My personal opinion as to why gold and bitcoin are doing well is that in order to avoid an event with the debt it’s going to be more liquidity and to some degree money printing to inflate our way out of it
I don’t think you’re looking for a black swan event. I think you’re looking at a long-term increase in liquidity and money printing to manage the debt and get that number back lower. That number was at 120% debt to GDP 85 years ago approximately after World War II and we inflated our way out of it over a period of about 6 to 7 years
What if I told you that Alemio Network will crush most of the top tier AI coins by the end of the year?
I wonder how the last two charts of S&P500 and Nasdaq 3-year return would change if you change from 3 to 4 or 5 years by incorporating the massive gains in 2020 and 2021, would that give a vastly different chart pattern?
19:12 - I'm pretty sure there have already been people buying contracts on Trump (see what I did there?) ;-)
Why are real returns so high on inflation protected bonds? You can buy bonds in Canada with real return of only 1.3 percent. Why is United States so unattractive to bond buyers.
Old man is knowledgeable
cool
The market trend can turn around very quickly. In fact, the indexes often switch from a bear market to a bull market when the news is at its worst and the mood of investors is at its lowest point. I read an article of people that grossed profits up to $150k during this crash, what are the best stocks to buy now or put on a watchlist?
❤
I think the best indicator is what Buffett is doing.

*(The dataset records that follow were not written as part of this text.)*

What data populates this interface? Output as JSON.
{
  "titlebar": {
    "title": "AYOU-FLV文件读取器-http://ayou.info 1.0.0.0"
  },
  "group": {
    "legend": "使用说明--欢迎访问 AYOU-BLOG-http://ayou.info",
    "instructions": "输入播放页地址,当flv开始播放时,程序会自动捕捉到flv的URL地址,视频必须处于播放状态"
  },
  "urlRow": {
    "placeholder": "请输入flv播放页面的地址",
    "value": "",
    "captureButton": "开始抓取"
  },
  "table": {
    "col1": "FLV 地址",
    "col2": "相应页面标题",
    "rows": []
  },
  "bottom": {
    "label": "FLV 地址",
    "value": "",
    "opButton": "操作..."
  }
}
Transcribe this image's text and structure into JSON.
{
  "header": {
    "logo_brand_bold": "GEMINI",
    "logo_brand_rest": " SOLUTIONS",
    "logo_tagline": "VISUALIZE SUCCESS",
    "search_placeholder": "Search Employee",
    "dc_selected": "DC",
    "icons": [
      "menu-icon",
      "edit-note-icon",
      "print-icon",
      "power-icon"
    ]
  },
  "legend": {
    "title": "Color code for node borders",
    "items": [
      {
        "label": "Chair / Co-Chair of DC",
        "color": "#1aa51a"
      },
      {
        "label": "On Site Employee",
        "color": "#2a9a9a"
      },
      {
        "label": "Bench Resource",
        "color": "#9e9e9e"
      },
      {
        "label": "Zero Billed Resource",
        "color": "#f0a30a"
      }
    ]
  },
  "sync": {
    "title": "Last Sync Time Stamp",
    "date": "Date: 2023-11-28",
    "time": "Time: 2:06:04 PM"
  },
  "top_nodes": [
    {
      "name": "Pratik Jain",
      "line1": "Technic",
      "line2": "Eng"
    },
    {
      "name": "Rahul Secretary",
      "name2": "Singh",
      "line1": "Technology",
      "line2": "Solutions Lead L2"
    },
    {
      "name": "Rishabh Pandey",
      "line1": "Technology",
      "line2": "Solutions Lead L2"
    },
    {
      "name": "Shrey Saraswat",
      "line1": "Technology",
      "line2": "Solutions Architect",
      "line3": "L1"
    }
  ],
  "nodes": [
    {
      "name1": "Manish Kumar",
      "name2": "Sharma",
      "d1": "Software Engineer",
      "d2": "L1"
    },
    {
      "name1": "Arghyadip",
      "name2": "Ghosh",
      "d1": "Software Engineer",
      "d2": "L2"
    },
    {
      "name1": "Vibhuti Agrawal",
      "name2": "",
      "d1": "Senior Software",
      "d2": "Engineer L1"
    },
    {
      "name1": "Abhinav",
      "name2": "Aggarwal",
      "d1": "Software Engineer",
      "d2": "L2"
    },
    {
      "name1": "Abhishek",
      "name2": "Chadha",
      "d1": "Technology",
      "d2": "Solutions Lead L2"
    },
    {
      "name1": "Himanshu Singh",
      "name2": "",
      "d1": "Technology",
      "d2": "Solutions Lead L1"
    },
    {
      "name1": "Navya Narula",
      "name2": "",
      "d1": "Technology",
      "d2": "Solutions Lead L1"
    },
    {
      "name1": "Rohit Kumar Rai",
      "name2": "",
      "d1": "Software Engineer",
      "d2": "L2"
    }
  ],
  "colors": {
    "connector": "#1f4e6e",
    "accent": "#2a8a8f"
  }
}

the exact same thing he's been doing for the past 40 years?
@@beau6113No. He sold like half his portfolio, indicating that we're hitting a long term top.
Underfed New Yorkers?😅
Let’s all say “stagflation”.
Despite Treasury yields and other safer cash-like investments paying big. I’m looking for opportunities in the market that could fetch me $1m ahead of retirement
There are a lot of ways to achieve your goals but such strategies can only be carried out by market experts not a random RUclipsr.
I just use RUclips for research purposes, I run all my major investment through an investment adviser, the market is just too unstable to handle things on your own. I have consistently restructure and diversify my portfolio/expenses and I’ve made over $3million in gains in close to a decade of having one
Do you mind sharing info on the advisor who assisted you?
Her name is ‘Marissa Lynn Babula’. Just research the name. You’d find necessary details to work with a correspondence to set up an appointment.
There does not NEED to be a 'catalyst'. That is an erroneous assumption, and making that a foundation of your argument is specious.